Dari sudut pandang taksonomi komunitas kebijakan ada empat model
komunitas kebijakan, yaitu, hegemonik, perlombaan, perpecahan dan kekacauan.
Walaupun negara menjadi pihak yang dominan, serta adanya sedikit gagasan/ide
yang berseberangan dari masing-masing pihak, namun tidak ada dominasi ide atau
gagasan yang mewarnai proses pembahasan Ranperda RTRW Denpasar ini.

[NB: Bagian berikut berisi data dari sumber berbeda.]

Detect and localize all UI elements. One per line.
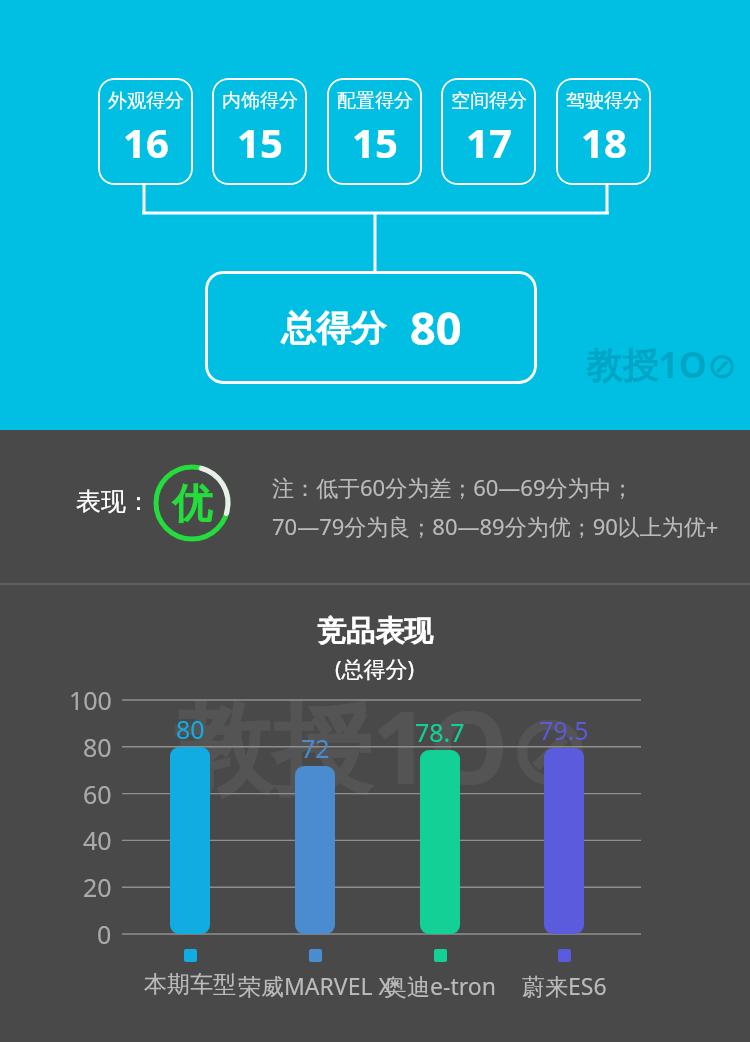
button[interactable]: 空间得分 [441, 78, 536, 185]
staticText: 100 [69, 683, 112, 717]
staticText: 优 [172, 478, 212, 528]
button[interactable]: 78.7 [420, 750, 460, 934]
staticText: 注：低于60分为差；60—69分为中； [272, 472, 634, 502]
staticText: 本期车型 [144, 970, 236, 999]
staticText: 蔚来ES6 [522, 970, 607, 1001]
staticText: 18 [581, 115, 627, 169]
staticText: 总得分 [281, 306, 386, 350]
button[interactable]: 荣威MARVEL X [205, 949, 425, 1001]
button[interactable]: 80 [170, 747, 210, 934]
button[interactable]: 72 [295, 766, 335, 934]
staticText: 72 [301, 731, 330, 765]
staticText: 空间得分 [451, 89, 527, 113]
staticText: (总得分) [335, 653, 415, 683]
staticText: 奥迪e-tron [384, 970, 496, 1001]
staticText: 20 [83, 870, 112, 904]
staticText: 16 [123, 115, 169, 169]
staticText: 驾驶得分 [566, 89, 642, 113]
staticText: 60 [83, 777, 112, 811]
staticText: 配置得分 [337, 89, 413, 113]
staticText: 80 [176, 712, 205, 746]
staticText: 内饰得分 [222, 89, 298, 113]
staticText: 表现： [76, 486, 151, 517]
staticText: 0 [97, 917, 112, 951]
staticText: 竞品表现 [317, 613, 433, 650]
button[interactable]: 驾驶得分 [556, 78, 651, 185]
staticText: 80 [410, 297, 462, 358]
staticText: 15 [352, 115, 398, 169]
button[interactable]: 总得分 [205, 271, 537, 384]
staticText: 外观得分 [108, 89, 184, 113]
button[interactable]: 本期车型 [80, 949, 300, 999]
staticText: 17 [466, 115, 512, 169]
staticText: 78.7 [415, 715, 465, 749]
staticText: 教授1O⊘ [172, 677, 593, 814]
staticText: 荣威MARVEL X [238, 970, 392, 1001]
staticText: 79.5 [539, 713, 589, 747]
staticText: 80 [83, 730, 112, 764]
button[interactable]: 配置得分 [327, 78, 422, 185]
staticText: 70—79分为良；80—89分为优；90以上为优+ [272, 511, 719, 541]
button[interactable]: 蔚来ES6 [454, 949, 674, 1001]
button[interactable]: 外观得分 [98, 78, 193, 185]
button[interactable]: 奥迪e-tron [330, 949, 550, 1001]
button[interactable]: 内饰得分 [212, 78, 307, 185]
staticText: 教授1O⊘ [586, 340, 738, 389]
button[interactable]: 79.5 [544, 748, 584, 934]
button[interactable]: 表现优 [153, 464, 231, 542]
staticText: 15 [237, 115, 283, 169]
staticText: 40 [83, 823, 112, 857]
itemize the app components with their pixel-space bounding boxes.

Dengan demikian, maka model taksonomi komunitas kebijakan yang terjadi adalah
model perlombaan.
Sedangkan dari aspek taksonomi perubahan kebijakan ada empat model
perubahan kebijakan yaitu pradigmatik cepat, inkremental cepat, paradigmatik
gradual dan inkremental gradual. Bila dilihat dari waktu pembahasan yang
memakan waktu selama empat tahun dari tahun 2006 sampai 2011. Maka kecepatan
perubahan kebijakan yang terjadi adalah perubahan secara lambat. Sedangkan
model perubahan yang terjadi tidak bersifat pragmatik, terlihat dari tidak adanya
perubahan isu mendasar yang mengakibatkan perubahan substansi Ranperda secara
mendasar. Perubahannya terjadi secara bertahap dalam tempo yang lama, sehingga
model perubahan kebijakan yang terjadi adalah perubahan inkremental gradual.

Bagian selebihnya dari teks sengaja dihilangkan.